Furthermore, no experimental evidence currently exists which shows why and how such
system-inherent error might occur in the item response process.
Finally, I just wonder why psychometricians have yet ignored the success ACM has within
theories of utility and decision making in psychology (“prospect theory”; Kahneman
and Tversky, 1979) in which ACM served as a formal proof. While it is true that human
choice behavior did not strictly follow the requirements of ACM and research has discovered
paradoxes of human choice behavior (Birnbaum, 2008), it is also clear that these observations
have led to falsifications of old theories of choice behavior and the development
of new ones that account for persistent violations of coalescing and first order stochastic
dominance (e.g., Birnbaum, 2008; Luce et al., 2008). Frankly speaking, I have very
rarely seen such an attitude within mainstream psychometrics be it IRT/Rasch or SEM
where items are omitted from tests, powerless but flattering item-fit statistics are
commonly used (Karabatsos, 2001), and correlated error terms are specified (Cole et
al., 2007) to get a reasonable model-fit and to construct support for one's own the
theory despite doubtful consequences (cf. Bones, 2012; Ferguson and Heene, 2012).
Conclusion
Altogether, it is possible that human cognitive abilities and personality traits simply
are not quantitative. ACM might be in fact too severe for practical testing purposes.
However, psychometricians continue to argue that cognitive abilities are quantitative
and measurable “latent traits” (Markus and Borsboom, 2012). If this argument is correct,
then once item response error is controlled, test score response data should be consistent
with the cancellation axioms of ACM. Thus, more direct experimentation is needed instead
of more sophisticated IRT models.
It is still unclear and an unsolved problem what SEM and IRT models, notably the Rasch
model, add to the clarification of the quantity problem in psychology. It is furthermore
unclear what insights into empirical phenomena it provides as even attempts to explain
the error structure seem to be premature. It is mostly forgotten that Rasch himself
did not derive his model from empirical observations but “… within [Rasch's] own mathematical
playground—with no relation to any actual item analysis problem!” (Rasch, 1979). It
is not necessarily wrong to develop mathematical models independently from empirical
observations.

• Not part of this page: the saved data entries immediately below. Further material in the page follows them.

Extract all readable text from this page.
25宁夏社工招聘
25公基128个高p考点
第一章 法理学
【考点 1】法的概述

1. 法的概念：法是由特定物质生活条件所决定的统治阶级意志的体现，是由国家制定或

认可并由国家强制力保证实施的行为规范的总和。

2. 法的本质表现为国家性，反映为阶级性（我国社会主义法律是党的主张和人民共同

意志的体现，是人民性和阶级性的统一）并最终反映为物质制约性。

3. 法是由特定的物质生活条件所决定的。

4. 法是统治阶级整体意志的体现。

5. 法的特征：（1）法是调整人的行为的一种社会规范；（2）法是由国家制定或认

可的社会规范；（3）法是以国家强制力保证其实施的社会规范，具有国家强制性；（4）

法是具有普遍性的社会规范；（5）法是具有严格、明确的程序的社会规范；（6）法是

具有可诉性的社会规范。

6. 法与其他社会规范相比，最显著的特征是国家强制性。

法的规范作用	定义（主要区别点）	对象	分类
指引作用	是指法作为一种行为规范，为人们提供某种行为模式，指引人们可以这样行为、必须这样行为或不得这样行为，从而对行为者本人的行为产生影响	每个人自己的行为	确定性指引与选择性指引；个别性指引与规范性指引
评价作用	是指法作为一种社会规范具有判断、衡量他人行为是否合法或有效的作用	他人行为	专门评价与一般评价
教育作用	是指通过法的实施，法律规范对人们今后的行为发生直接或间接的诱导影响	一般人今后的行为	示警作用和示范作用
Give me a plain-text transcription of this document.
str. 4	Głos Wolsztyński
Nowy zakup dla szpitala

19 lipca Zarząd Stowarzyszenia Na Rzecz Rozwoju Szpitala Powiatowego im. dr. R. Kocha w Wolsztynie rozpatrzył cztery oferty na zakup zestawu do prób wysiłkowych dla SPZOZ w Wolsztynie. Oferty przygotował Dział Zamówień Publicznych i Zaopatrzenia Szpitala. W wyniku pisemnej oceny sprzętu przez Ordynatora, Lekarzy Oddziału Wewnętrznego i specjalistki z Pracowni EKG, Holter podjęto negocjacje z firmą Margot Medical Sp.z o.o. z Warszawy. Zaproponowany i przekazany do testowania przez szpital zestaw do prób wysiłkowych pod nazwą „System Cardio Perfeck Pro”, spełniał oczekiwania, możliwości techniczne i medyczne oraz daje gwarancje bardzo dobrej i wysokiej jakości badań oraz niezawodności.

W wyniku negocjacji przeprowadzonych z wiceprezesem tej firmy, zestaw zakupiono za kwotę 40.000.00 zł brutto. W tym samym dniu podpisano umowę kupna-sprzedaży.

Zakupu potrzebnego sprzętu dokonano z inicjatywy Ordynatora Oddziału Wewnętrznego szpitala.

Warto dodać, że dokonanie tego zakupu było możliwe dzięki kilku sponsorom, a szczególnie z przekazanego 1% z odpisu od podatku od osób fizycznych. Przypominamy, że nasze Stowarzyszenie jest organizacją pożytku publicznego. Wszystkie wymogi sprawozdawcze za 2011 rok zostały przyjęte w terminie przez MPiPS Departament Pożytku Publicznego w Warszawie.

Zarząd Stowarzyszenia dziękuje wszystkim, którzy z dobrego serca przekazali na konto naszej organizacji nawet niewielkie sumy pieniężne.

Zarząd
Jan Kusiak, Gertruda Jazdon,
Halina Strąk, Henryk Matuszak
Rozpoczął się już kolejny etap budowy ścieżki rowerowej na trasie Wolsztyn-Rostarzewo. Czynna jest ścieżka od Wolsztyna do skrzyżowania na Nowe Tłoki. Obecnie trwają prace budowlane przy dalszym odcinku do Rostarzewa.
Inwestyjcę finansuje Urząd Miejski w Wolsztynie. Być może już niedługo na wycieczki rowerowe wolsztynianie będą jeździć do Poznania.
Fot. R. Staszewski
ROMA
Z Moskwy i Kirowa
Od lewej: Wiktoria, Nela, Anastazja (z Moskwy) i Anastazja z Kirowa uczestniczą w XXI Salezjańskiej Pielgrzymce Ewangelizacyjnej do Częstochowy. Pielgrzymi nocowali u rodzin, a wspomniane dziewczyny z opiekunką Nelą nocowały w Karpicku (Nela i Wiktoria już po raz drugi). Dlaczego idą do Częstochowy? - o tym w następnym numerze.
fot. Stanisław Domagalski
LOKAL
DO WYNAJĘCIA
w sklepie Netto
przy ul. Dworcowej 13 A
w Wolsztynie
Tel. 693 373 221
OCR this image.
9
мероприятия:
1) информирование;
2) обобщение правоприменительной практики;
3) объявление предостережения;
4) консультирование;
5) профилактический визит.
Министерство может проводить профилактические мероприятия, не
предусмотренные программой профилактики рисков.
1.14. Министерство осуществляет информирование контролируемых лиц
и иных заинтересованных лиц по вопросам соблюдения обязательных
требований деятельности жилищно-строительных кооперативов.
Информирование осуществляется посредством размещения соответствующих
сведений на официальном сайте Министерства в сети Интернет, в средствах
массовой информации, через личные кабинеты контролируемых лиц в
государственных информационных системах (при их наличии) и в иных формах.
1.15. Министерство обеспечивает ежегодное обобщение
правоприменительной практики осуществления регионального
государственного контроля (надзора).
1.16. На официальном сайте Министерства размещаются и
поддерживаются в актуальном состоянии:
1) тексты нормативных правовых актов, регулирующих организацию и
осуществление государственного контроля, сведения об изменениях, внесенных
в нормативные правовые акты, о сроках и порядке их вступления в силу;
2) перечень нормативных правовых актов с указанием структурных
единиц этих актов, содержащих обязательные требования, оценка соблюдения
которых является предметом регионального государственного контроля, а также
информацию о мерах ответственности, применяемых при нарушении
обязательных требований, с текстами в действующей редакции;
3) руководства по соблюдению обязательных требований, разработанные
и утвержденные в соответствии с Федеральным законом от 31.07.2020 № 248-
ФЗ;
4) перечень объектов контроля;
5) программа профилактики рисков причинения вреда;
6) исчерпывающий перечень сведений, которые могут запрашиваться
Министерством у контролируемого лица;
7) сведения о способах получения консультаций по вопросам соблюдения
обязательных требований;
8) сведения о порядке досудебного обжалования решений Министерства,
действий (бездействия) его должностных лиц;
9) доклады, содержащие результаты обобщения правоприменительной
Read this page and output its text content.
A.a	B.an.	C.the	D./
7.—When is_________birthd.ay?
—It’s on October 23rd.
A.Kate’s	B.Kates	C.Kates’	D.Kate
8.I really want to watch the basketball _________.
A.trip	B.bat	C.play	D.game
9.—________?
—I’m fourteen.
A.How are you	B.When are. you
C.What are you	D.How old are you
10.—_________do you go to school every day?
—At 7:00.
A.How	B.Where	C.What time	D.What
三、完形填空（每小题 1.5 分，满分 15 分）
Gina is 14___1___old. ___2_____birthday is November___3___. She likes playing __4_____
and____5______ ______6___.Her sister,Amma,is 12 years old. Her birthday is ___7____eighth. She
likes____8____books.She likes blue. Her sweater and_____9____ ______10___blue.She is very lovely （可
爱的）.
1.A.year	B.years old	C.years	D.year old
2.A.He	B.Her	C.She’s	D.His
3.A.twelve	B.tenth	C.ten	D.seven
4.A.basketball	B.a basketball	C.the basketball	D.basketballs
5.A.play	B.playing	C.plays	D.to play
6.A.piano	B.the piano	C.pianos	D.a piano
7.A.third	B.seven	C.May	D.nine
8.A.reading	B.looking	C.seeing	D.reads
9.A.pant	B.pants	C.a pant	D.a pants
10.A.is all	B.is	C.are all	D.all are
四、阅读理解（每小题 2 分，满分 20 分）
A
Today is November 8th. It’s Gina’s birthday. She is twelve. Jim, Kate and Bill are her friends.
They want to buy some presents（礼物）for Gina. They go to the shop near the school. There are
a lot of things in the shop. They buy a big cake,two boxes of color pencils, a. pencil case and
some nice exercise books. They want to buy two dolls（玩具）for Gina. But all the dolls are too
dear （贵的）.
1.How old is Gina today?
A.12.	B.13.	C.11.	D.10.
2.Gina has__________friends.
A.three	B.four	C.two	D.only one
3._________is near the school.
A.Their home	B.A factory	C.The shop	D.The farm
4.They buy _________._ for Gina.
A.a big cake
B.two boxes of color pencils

But, it is also not at all self-evident that empirical insights will
result from such models, be it an IRT, SEM, or ACM. However, by avoiding tests of
the assumption of a quantitative structure of psychological attributes, psychologists
have yet failed to make progress on the basis of the fundamental scientific principle
of falsification and in regard to their most fundamental assumptions of quantitative
psychological attributes.